For most people in the U.S., being able to order food and other necessities online is an important part of modern life, where there is never enough time. But for people with visual, cognitive, and/or motor disabilities this can be almost impossible because many merchants design their sites exclusively for non-disabled users. This is true despite the fact that disabled people are a higher percent of internet users than they are in the general population.

It is obvious to anyone in the U.S. that websites which sell goods or services are as much a place of public accommodation as any brick-and-mortar store, so you might think that this sort of discrimination is illegal. But because the Americans with Disabilities Act was written almost 30 years ago, it does not specify any application to online services. So for many years, companies who wanted to exclude people with disabilities were able to get court cases thrown out for "lack of due process" -- that is, they argued that because the government didn't define how to make websites accessible, companies shouldn't be prosecuted for excluding people with disabilities.

Until fall of 2017, this "due process" argument worked, because the federal government was supposedly in the process of developing guidelines. But then the Department of Justice announced that they would not be creating them after all (official notification from the D O J), which put the responsibility for figuring out accessibility back on the people running websites. (cielo24.com has lay-person explanations about the meaning and impact of that notice: readable explanation of D O J notification) Considering that the internet is constantly evolving while laws are comparatively static, it makes far more sense this way.

So finally, people with disabilities began winning lawsuits about website accessibility because the "due process" argument no longer worked. In January of this year, a huge victory came about through a federal circuit court, who ruled that Domino's should in fact have to make their site accessible. (The Viscardi Center offers a good summary of that case) The court said that a lack of federal guidelines is no excuse when there are free, public resources on the topic, and no federal guidelines are forthcoming. The World Wide Web Consortium's Web Accessibility Initiative has been publishing up-to-date, highly specific guidelines since 1999: this free resource has been available for 20 years.

Since the circuit court decision on Domino's, there have been a slew of class-action lawsuits against industries (like 75 galleries sued in New York, or 38 wineries sued, also in New York), as well as against individual companies. Many of the owners and leaders of these companies have whined about how they should have been given more time (30 years wasn't enough?), or how they just can't afford to make their sites accessible. Shockingly, none have them seem to have have gone out of business after being forced by the courts to remediate their sites.

In an interesting turn, Kroger was sued for an inaccessible website, but they had already been in the process of making a new, accessible site.
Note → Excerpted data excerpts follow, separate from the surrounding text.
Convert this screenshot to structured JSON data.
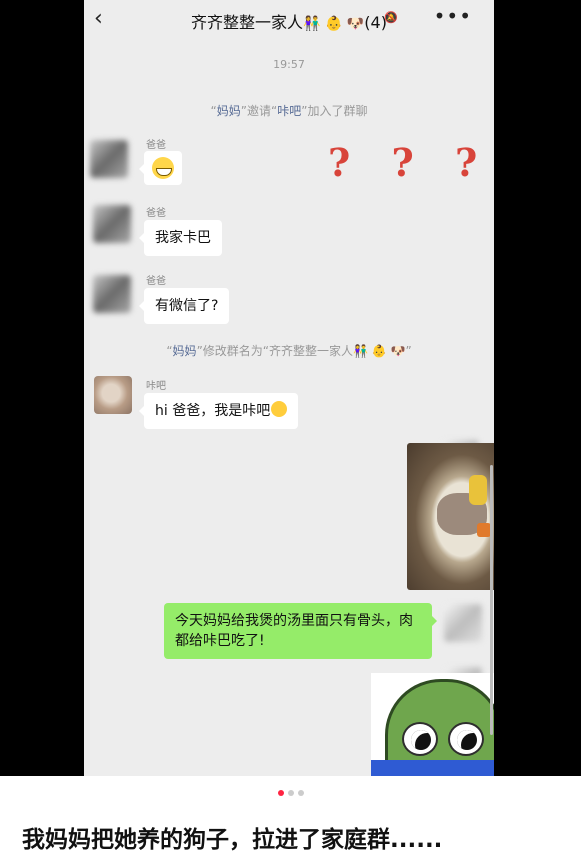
{
  "header": {
    "title": "齐齐整整一家人",
    "title_emojis": "👫 👶 🐶",
    "member_count": "(4)",
    "back_icon": "back-arrow-icon",
    "mute_icon": "mute-bell-icon",
    "more_icon": "more-icon"
  },
  "chat": {
    "timestamp": "19:57",
    "system_invite": {
      "quote_open": "“",
      "inviter": "妈妈",
      "quote_mid": "”邀请“",
      "invitee": "咔吧",
      "rest": "”加入了群聊"
    },
    "messages": [
      {
        "sender": "爸爸",
        "type": "emoji",
        "emoji": "grin-emoji"
      },
      {
        "sender": "爸爸",
        "text": "我家卡巴"
      },
      {
        "sender": "爸爸",
        "text": "有微信了?"
      },
      {
        "sender": "咔吧",
        "text": "hi 爸爸，我是咔吧",
        "emoji": "wink-emoji"
      },
      {
        "sender": "me",
        "type": "image",
        "image": "soup-photo"
      },
      {
        "sender": "me",
        "text": "今天妈妈给我煲的汤里面只有骨头，肉都给咔巴吃了!"
      },
      {
        "sender": "me",
        "type": "sticker",
        "image": "crying-frog-sticker"
      }
    ],
    "system_rename": {
      "quote_open": "“",
      "actor": "妈妈",
      "rest": "”修改群名为“齐齐整整一家人👫 👶 🐶”"
    },
    "overlay_marks": "? ? ? ? ?"
  },
  "footer": {
    "page_indicator": {
      "current": 1,
      "total": 3
    },
    "caption": "我妈妈把她养的狗子，拉进了家庭群......"
  },
  "colors": {
    "chat_bg": "#ededed",
    "outgoing_bubble": "#95ec69",
    "incoming_bubble": "#ffffff",
    "highlight_name": "#576b95",
    "question_marks": "#d8443a",
    "active_dot": "#ff2442"
  }
}
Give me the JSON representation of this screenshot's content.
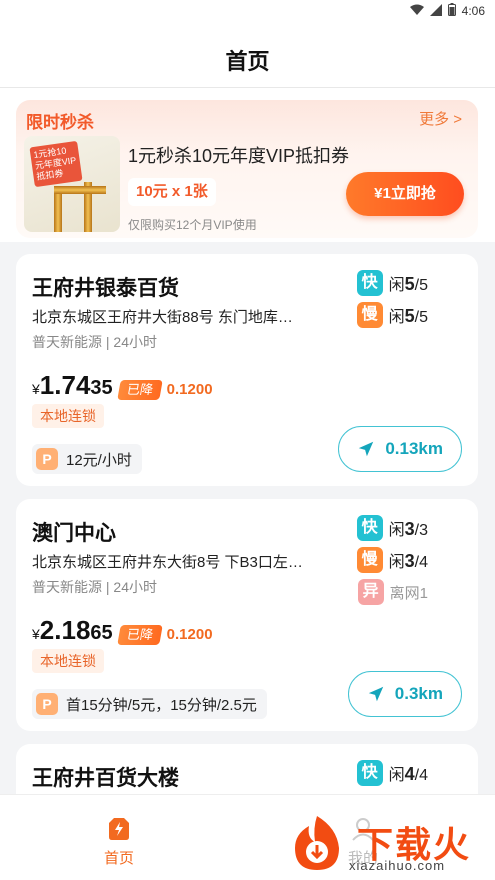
{
  "status": {
    "time": "4:06"
  },
  "header": {
    "title": "首页"
  },
  "promo": {
    "label": "限时秒杀",
    "more": "更多 >",
    "thumb_text": "1元抢10元年度VIP抵扣券",
    "title": "1元秒杀10元年度VIP抵扣券",
    "price_tag": "10元 x 1张",
    "note": "仅限购买12个月VIP使用",
    "buy_label": "¥1立即抢"
  },
  "stations": [
    {
      "name": "王府井银泰百货",
      "address": "北京东城区王府井大街88号 东门地库…",
      "operator": "普天新能源 | 24小时",
      "yen": "¥",
      "price_big": "1.74",
      "price_small": "35",
      "drop_label": "已降",
      "drop_value": "0.1200",
      "chain": "本地连锁",
      "fee_icon": "P",
      "fee": "12元/小时",
      "distance": "0.13km",
      "fast": {
        "badge": "快",
        "prefix": "闲",
        "free": "5",
        "total": "/5"
      },
      "slow": {
        "badge": "慢",
        "prefix": "闲",
        "free": "5",
        "total": "/5"
      }
    },
    {
      "name": "澳门中心",
      "address": "北京东城区王府井东大街8号 下B3口左…",
      "operator": "普天新能源 | 24小时",
      "yen": "¥",
      "price_big": "2.18",
      "price_small": "65",
      "drop_label": "已降",
      "drop_value": "0.1200",
      "chain": "本地连锁",
      "fee_icon": "P",
      "fee": "首15分钟/5元，15分钟/2.5元",
      "distance": "0.3km",
      "fast": {
        "badge": "快",
        "prefix": "闲",
        "free": "3",
        "total": "/3"
      },
      "slow": {
        "badge": "慢",
        "prefix": "闲",
        "free": "3",
        "total": "/4"
      },
      "other": {
        "badge": "异",
        "text": "离网1"
      }
    },
    {
      "name": "王府井百货大楼",
      "fast": {
        "badge": "快",
        "prefix": "闲",
        "free": "4",
        "total": "/4"
      }
    }
  ],
  "tabbar": {
    "home": "首页",
    "mine": "我的"
  },
  "watermark": {
    "text": "下载火",
    "url": "xiazaihuo.com"
  },
  "colors": {
    "accent": "#f26a20",
    "fast": "#23c1d2",
    "slow": "#ff8a34",
    "distance": "#14a5bb"
  }
}
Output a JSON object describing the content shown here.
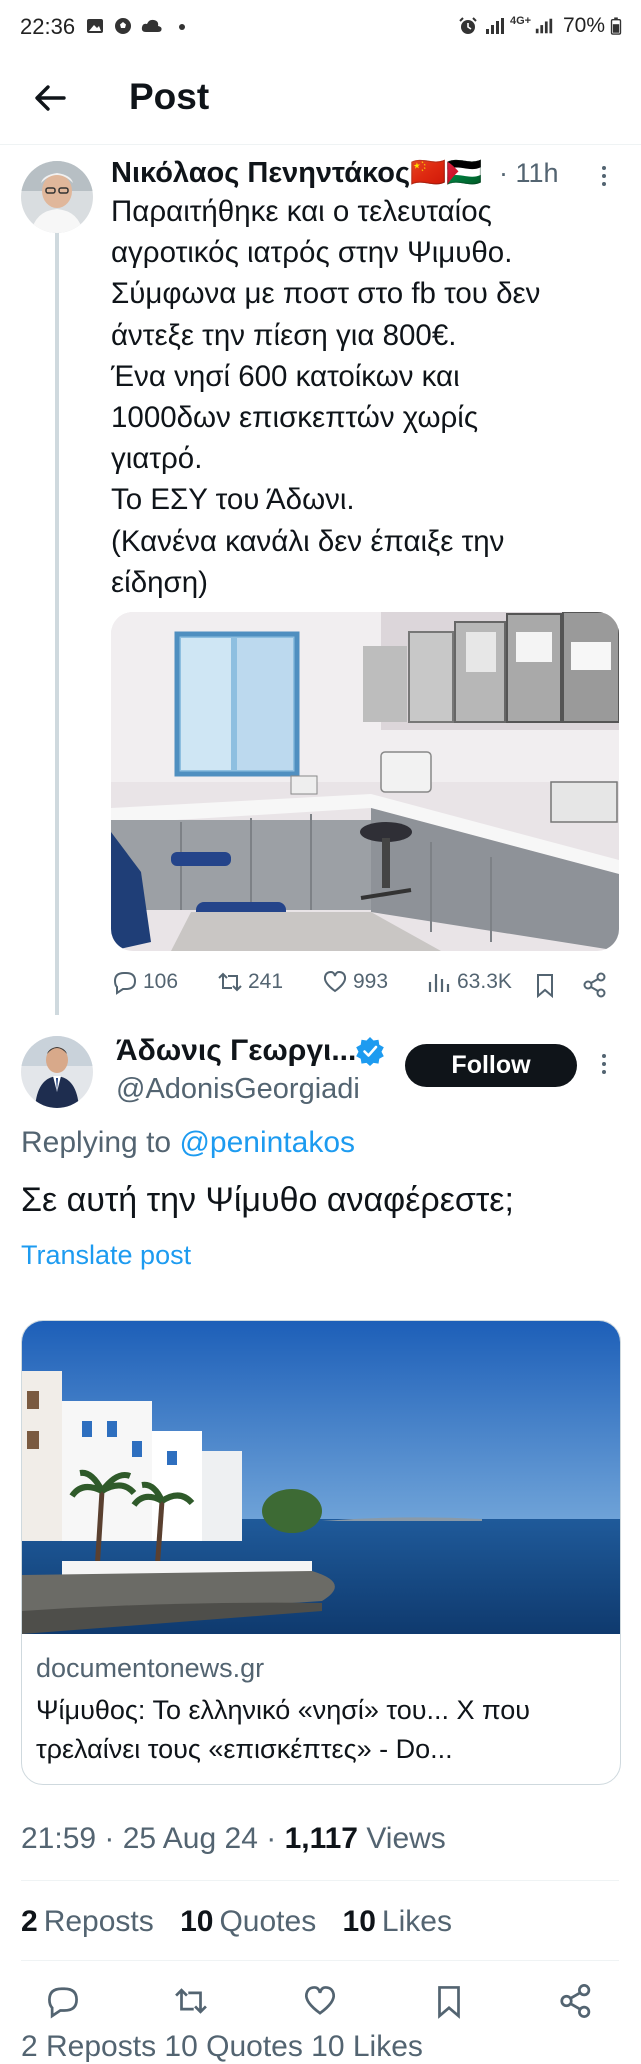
{
  "status_bar": {
    "time": "22:36",
    "battery": "70%",
    "network": "4G+"
  },
  "header": {
    "title": "Post"
  },
  "tweet1": {
    "name": "Νικόλαος Πενηντάκος",
    "name_flags": "🇨🇳🇵🇸",
    "time": "· 11h",
    "text": "Παραιτήθηκε και ο τελευταίος\nαγροτικός ιατρός στην Ψιμυθο.\nΣύμφωνα με ποστ στο fb του δεν\nάντεξε την πίεση για 800€.\nΈνα νησί 600 κατοίκων και\n1000δων επισκεπτών χωρίς\nγιατρό.\nΤο ΕΣΥ του Άδωνι.\n(Κανένα κανάλι δεν έπαιξε την\nείδηση)",
    "actions": {
      "replies": "106",
      "reposts": "241",
      "likes": "993",
      "views": "63.3K"
    }
  },
  "tweet2": {
    "name": "Άδωνις Γεωργι...",
    "handle": "@AdonisGeorgiadi",
    "follow_label": "Follow",
    "replying_prefix": "Replying to ",
    "replying_mention": "@penintakos",
    "text": "Σε αυτή την Ψίμυθο αναφέρεστε;",
    "translate_label": "Translate post",
    "card": {
      "domain": "documentonews.gr",
      "title": "Ψίμυθος: Το ελληνικό «νησί» του... Χ που τρελαίνει τους «επισκέπτες» - Do..."
    },
    "time": "21:59",
    "date": "25 Aug 24",
    "views_count": "1,117",
    "views_label": "Views",
    "stats": {
      "reposts_count": "2",
      "reposts_label": "Reposts",
      "quotes_count": "10",
      "quotes_label": "Quotes",
      "likes_count": "10",
      "likes_label": "Likes"
    },
    "ghost_text": "2 Reposts  10 Quotes  10 Likes"
  },
  "colors": {
    "accent": "#1d9bf0",
    "text": "#0f1419",
    "secondary": "#536471",
    "border": "#cfd9de"
  },
  "icons": [
    "back-arrow-icon",
    "reply-icon",
    "repost-icon",
    "like-icon",
    "views-icon",
    "bookmark-icon",
    "share-icon",
    "verified-badge-icon",
    "more-icon"
  ]
}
By the time the case went to court, all of the claimant's issues had been addressed and the case was dismissed as moot. (Bryan Cave Leighton Paisner law explains that case) A company with all of their thousands of products for each of their thousands of locations listed on their website and their app managed to make their online services accessible within a year, proving just how attainable basic accessibility is.

Right now, Domino's is trying to get the Supreme Court to overturn the federal district court's decision. If they manage to get it accepted as worthy of the Supreme Court's time, this would be a resolution to the question of whether or not the A D A applies to online services. I'm hoping that the Supreme Court decides not to entertain it yet, so that we can offer more concrete evidence that the district court's decision was for the good of the public. Alternatively, I hope they do entertain it and agree with the circuit court. I'm going to be holding my breath a little bit until the Domino's case is resolved.